David Labaree summed up those differences crisply:
Teachers focus on what is particular within their own classrooms; reformers focus on what is universal across many classrooms. Teachers operate in a setting dominated by personal relations; reformers operate in a setting dominated by abstract political and social aims. Teachers draw on clinical experience; reformers draw on social scientific theory. Teachers embrace the ambiguity of classroom process and practice; reformers pursue the clarity of tables and graphs. Teachers put a premium on professional adaptability; reformers put a premium on uniformity of practices and outcomes.[ii]

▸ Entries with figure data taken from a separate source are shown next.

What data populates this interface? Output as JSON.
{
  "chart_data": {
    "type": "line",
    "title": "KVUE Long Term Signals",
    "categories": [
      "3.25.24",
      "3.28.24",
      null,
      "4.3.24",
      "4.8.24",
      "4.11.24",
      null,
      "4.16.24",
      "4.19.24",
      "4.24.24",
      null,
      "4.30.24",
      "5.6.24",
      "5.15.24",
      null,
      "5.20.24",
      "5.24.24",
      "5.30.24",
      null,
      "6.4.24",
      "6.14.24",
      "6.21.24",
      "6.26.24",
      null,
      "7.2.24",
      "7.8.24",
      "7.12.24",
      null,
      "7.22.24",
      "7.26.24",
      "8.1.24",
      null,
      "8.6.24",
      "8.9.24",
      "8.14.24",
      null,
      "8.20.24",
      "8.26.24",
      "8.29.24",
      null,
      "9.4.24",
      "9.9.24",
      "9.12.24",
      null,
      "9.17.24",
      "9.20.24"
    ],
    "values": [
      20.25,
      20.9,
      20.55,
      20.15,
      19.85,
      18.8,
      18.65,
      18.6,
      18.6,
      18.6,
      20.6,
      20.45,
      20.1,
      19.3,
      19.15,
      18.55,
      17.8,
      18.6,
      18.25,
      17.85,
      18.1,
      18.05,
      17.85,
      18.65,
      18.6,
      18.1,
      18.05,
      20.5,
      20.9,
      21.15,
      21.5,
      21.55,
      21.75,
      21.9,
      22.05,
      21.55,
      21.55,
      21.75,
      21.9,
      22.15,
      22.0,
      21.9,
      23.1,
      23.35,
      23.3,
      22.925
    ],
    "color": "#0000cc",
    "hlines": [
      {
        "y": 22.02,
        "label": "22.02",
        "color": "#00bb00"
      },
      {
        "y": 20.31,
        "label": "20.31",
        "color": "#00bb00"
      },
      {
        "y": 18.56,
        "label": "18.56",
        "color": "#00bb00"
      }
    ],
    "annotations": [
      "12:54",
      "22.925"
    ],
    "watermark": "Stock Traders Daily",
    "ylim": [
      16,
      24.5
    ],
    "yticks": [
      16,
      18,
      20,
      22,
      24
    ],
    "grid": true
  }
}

In being unable to see the world from teachers’ perspectives, policymakers intent upon transforming how teachers teach and students learn have a serious credibility problem in mobilizing teachers to support their reform agenda. And without teacher support for reform-driven policies, few significant changes will occur in daily lessons.
[i] Tim Quinn, “Preparing Non-Educators for the Superintendency,” The School Administrator, 2007, 7 (64), at:http://www.aasa.org/SchoolAdministratorArticle.aspx?id=6636, accessed May 19, 2012. The Broad Center, News Release, “Broad Superintendents Academy Graduates Outperform Their Peers in Raising Student Achievement,” August 30, 2010
[ii] David Labaree, Someone Has To Fail (Cambridge, MA: Harvard University Press, 2010), p. 158.